3.  Crawl your way through underground war bunkers.

Part of the reason Vietnamese food is so incredible is due to its fusion with French food during their occupation. Foreign forces on Vietnamese soil have left the country with an incredible history that’s well worth exploring. One such icon of Vietnamese history is the Chu Chi tunnels. They were originally built during the French occupation and expanded extensively during the Vietnam War. A very effective strategic advantage to move around unnoticed when they were heavily out-armed by their enemies, the tunnels were also used as hostels, classrooms and much of their strategic planning took place down there. They helped maintain a semblance of regular life as their town was being heavily bombed. The tunnels are approximately 40 km northwest of Ho Chi Minh City in the south of Vietnam. Any tour operator in Ho Chi Minh City will be able to organise a bus. The Ben Dinh site is where everyone goes, whilst the Ben Duoc site is a lot quieter but a little more expensive to get to. It’s best to go to Ben Duoc by your own vehicle or hire a driver.


4. Visit Hoi An

This postcard of a city deserves a visit. If you were to have a day in Hoi An, start it by hiring a moped/motorbike. Ride it around the city, taking in its beauty. You can check out a Japanese bridge made in the 1600’s and ride to the picturesque beaches. There you can go scuba diving or soak up the sun. You could spend the afternoon learning how to cook or make traditional Vietnamese lanterns. At night time, take yourself to the Old Town where the Lantern Market will keep you more than entertained. The market is lined with traditional lanterns (hint is in its title), you can grab some great dinner and munch it as you watch the traditional dancers in the free outdoor theatre on Nguyen Thai Hoc street from 9pm – 10pm. 
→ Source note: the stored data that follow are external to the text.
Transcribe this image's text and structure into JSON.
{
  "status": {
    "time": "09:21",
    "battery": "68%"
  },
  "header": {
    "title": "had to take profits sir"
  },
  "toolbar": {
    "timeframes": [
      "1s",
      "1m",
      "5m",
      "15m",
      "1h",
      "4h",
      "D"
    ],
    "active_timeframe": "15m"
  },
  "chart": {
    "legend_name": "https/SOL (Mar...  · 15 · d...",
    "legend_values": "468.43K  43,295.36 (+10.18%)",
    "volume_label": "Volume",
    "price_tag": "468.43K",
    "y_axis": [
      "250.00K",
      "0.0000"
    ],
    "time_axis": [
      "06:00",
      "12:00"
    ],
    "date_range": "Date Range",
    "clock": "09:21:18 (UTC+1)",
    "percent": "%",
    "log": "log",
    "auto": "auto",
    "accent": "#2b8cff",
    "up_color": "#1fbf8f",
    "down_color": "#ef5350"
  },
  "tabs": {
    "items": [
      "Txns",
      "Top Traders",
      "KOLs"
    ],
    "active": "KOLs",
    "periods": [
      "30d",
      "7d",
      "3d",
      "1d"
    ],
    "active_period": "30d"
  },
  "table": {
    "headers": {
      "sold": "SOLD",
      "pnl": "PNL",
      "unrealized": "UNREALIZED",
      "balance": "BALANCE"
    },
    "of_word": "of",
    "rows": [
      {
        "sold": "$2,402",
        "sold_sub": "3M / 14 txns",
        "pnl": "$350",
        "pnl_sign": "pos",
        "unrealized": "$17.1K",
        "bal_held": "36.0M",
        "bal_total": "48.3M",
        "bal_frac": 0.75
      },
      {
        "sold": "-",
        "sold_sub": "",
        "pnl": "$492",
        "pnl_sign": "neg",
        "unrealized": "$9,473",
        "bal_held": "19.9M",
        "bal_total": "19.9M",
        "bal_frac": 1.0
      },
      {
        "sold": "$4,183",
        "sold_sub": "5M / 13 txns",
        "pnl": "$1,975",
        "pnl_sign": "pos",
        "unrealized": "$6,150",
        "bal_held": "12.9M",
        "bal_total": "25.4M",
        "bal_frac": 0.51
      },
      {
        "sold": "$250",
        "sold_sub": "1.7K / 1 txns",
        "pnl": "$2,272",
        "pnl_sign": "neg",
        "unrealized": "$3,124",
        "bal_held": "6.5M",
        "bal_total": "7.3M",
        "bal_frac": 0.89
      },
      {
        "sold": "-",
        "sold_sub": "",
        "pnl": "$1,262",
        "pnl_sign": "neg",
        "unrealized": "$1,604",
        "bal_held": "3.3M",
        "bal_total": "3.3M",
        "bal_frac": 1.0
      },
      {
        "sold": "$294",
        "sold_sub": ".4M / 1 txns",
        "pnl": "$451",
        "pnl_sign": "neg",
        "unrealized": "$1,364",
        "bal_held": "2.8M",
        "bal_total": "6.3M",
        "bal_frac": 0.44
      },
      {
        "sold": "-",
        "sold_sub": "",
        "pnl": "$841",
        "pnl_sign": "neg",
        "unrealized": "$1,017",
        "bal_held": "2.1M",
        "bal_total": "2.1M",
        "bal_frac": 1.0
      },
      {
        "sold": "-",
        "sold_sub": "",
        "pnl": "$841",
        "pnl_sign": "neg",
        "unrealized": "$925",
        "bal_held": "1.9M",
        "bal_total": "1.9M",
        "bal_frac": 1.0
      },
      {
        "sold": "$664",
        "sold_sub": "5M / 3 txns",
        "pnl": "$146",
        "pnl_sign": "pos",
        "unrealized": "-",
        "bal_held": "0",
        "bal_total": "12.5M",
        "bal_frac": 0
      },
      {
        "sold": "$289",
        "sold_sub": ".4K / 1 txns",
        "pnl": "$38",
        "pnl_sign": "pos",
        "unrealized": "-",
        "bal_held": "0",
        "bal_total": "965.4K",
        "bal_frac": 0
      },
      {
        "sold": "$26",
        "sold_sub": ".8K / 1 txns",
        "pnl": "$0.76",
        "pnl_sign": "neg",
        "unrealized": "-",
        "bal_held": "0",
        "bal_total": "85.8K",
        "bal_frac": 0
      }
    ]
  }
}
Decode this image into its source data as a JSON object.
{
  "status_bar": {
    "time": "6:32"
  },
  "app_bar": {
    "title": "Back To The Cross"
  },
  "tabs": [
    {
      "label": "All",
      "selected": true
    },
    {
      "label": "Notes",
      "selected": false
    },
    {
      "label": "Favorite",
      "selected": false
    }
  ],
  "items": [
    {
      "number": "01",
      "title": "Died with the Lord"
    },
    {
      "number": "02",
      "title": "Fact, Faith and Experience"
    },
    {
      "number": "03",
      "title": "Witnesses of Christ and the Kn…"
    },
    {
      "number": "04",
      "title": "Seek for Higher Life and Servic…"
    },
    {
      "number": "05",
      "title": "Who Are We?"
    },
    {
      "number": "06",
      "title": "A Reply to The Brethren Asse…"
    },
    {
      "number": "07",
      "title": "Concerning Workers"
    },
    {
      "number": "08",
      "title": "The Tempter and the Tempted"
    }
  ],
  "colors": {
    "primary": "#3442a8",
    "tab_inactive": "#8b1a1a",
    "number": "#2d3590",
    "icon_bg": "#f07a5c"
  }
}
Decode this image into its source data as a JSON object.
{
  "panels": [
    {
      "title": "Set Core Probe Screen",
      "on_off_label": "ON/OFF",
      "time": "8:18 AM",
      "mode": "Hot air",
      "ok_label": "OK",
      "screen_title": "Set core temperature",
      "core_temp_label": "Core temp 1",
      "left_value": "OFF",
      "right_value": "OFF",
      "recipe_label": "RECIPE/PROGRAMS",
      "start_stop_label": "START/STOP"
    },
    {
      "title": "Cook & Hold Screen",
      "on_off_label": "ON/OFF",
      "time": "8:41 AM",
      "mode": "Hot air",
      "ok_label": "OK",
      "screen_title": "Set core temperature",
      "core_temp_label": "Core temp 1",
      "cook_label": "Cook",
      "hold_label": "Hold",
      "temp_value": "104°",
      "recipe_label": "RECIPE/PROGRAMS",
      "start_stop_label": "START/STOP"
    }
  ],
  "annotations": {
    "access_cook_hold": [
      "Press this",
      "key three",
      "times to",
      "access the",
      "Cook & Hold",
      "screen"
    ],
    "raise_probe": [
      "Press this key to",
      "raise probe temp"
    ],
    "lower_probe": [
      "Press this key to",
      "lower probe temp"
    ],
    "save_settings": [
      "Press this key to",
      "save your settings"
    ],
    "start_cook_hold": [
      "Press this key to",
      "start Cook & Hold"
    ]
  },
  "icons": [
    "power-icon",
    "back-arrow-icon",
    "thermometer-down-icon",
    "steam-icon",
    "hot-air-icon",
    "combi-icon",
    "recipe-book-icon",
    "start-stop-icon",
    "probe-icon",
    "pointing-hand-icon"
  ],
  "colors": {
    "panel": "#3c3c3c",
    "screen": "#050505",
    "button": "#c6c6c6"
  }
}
An alternative day could be spent riding your moped to the Hai Van Pass, an hour north from Hoi An. You won’t regret stopping at the local waterfall/public bathing area just near the base.


5. See the body of the main man himself, Ho Chi Minh.

Speaking of the fascinating history of Vietnam, there are no names bigger in shaping the modern Vietnam than Ho Chi Minh. The body of the leader of the Vietcong against the US and their allies in the Vietnam War is on display at the Ho Chi Minh Mausoleum in Hanoi. As it is a human corpse, there are constant closures of the mausoleum for repairs and airbrushing of the revered leader, so it’s important to check that it’s open before making your way down. Unless you’re an earlier riser, it’s best to do this one with someone for company or bring your iPod as you can wait in queue for quite some time. Bring a bottle of water as Hanoi is hooooot.